# Unaccompanied goods custom clearance



## Brady (Apr 28, 2008)

Hi. I am new to this forum and would like some information, if possible, on Dubai custom clearance on personal items/ household goods sent by container . My family and I are moving to Dubai in mid Aug to unfurnished accommodation so need to plan to arrive within days of (if not before) the container's arrival. One of my questions is, how long does it take to get clearance arranged most major items? We understand that books, CD's and DVD's will be taken way to be reviewed. Our international shipper has stated that they can have goods passed through customs and to the residence, with us there. Is it possible to have clearance inspection carried out at the residence as we have been advised? I would be most grateful for any advice possible.

TK'S


----------



## KanD (Apr 26, 2008)

Hi,
we when arrived four years ago it took about 1 week to clear customs. they do not check ALL containers, but actually randomly select. we arrived with another couple (business partner) and we were both selected for inspection so i believe they inspect more than they do not.
we left a lot of stuff in the UK - taking shippers advice of what is not allowed - however my business partner brought absolutely everything and it got through.
the obvious items are of course not to be sent. also ensure all drugs are on prescription and carry the label. check what drugs are not allowed such Coedine etc.
Another tip ensure all education/birth and marriage certificates are attested at the F & C Office and then the UAE Embassy (if UK based)


----------



## Elphaba (Jan 24, 2008)

A decent shipping agent will deal with all these issues for you and arrange for your belongings to be delivered to your door. When I moved out my good were cleared in 2 days and nothing was opened or inspected.

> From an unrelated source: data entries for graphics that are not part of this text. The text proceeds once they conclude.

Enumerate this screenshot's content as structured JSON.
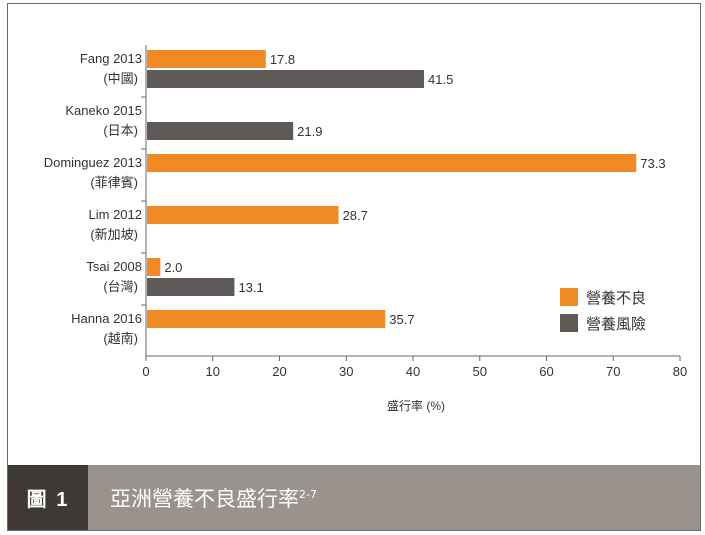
{
  "chart_data": {
    "type": "bar",
    "orientation": "horizontal",
    "categories": [
      {
        "name": "Fang 2013",
        "region": "(中國)"
      },
      {
        "name": "Kaneko 2015",
        "region": "(日本)"
      },
      {
        "name": "Dominguez 2013",
        "region": "(菲律賓)"
      },
      {
        "name": "Lim 2012",
        "region": "(新加坡)"
      },
      {
        "name": "Tsai 2008",
        "region": "(台灣)"
      },
      {
        "name": "Hanna 2016",
        "region": "(越南)"
      }
    ],
    "series": [
      {
        "name": "營養不良",
        "color": "#f08a24",
        "values": [
          17.8,
          null,
          73.3,
          28.7,
          2.0,
          35.7
        ]
      },
      {
        "name": "營養風險",
        "color": "#5f5957",
        "values": [
          41.5,
          21.9,
          null,
          null,
          13.1,
          null
        ]
      }
    ],
    "xlabel": "盛行率 (%)",
    "xlim": [
      0,
      80
    ],
    "xticks": [
      0,
      10,
      20,
      30,
      40,
      50,
      60,
      70,
      80
    ],
    "grid": false,
    "legend_position": "right"
  },
  "caption": {
    "label": "圖 1",
    "title": "亞洲營養不良盛行率",
    "superscript": "2-7"
  }
}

You haven't mentioned where you are moving from. If from the UK I can refer you to a good company.


-


----------



## KanD (Apr 26, 2008)

if your container is inspected though you have to be present when they break the seal. we also used local agents and whilst they did deliver to door we still had to go to their warehouse to sign out the goods


----------



## Elphaba (Jan 24, 2008)

I didn't have any dealings with customs. My shipping company dealt with everything, from packing in the UK to unpacking it all in Dubai.


-


----------



## Brady (Apr 28, 2008)

*Customs clearance*

Thank you all for the information. We are moving from Australia and have already got a reliable removalist, we believe so thank you anyway.

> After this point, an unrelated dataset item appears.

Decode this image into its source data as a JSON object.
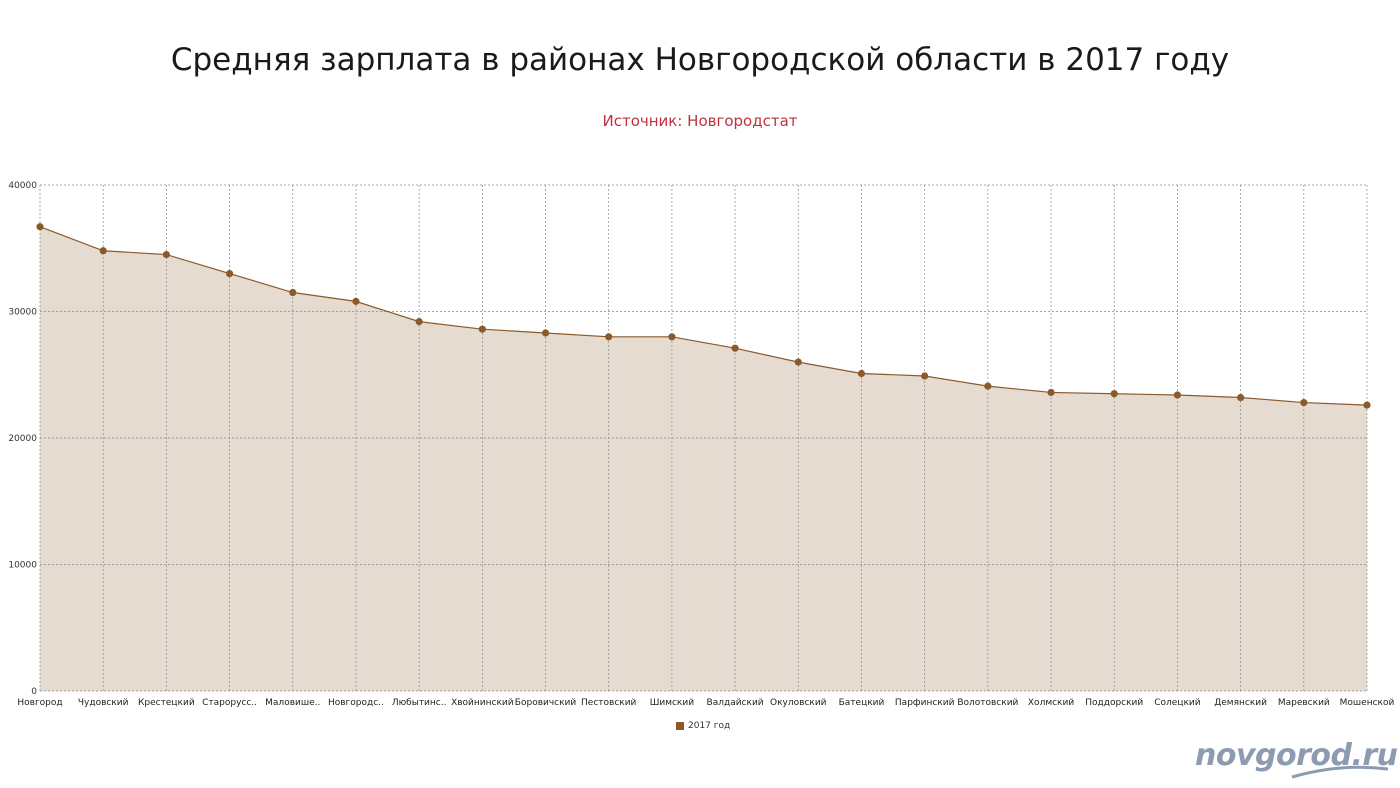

However we have just been informed that customs in Dubai now only clear goods with a current employment or residence visa stamp in primary passport, and that this is required before shipment leaves home port. This leaves us in a little dilemma, as visas are not obtained until after arrival, thus shipment can't leave. We therefore have no household goods. Also it is stated on customs website goods should arrive within one month of owner’s arrival. This would appear impossible if goods cannot leave homeport until after visa is obtained. “Catch 22’. Ah well will see what we can achieve. 

Brady


----------



## sgilli3 (Mar 23, 2008)

Is there no possible way you could come 1st, for a few weeks and organise all of your paperwork, then the family?

Then when your residency is sorted, your family follows, then the container or container goes, when your residency is sorted, family stays with family/friends and arrive after cont. has been recieved.?



You should be able to pick up a few cheap items from the classified to tie you over until container arrives.


----------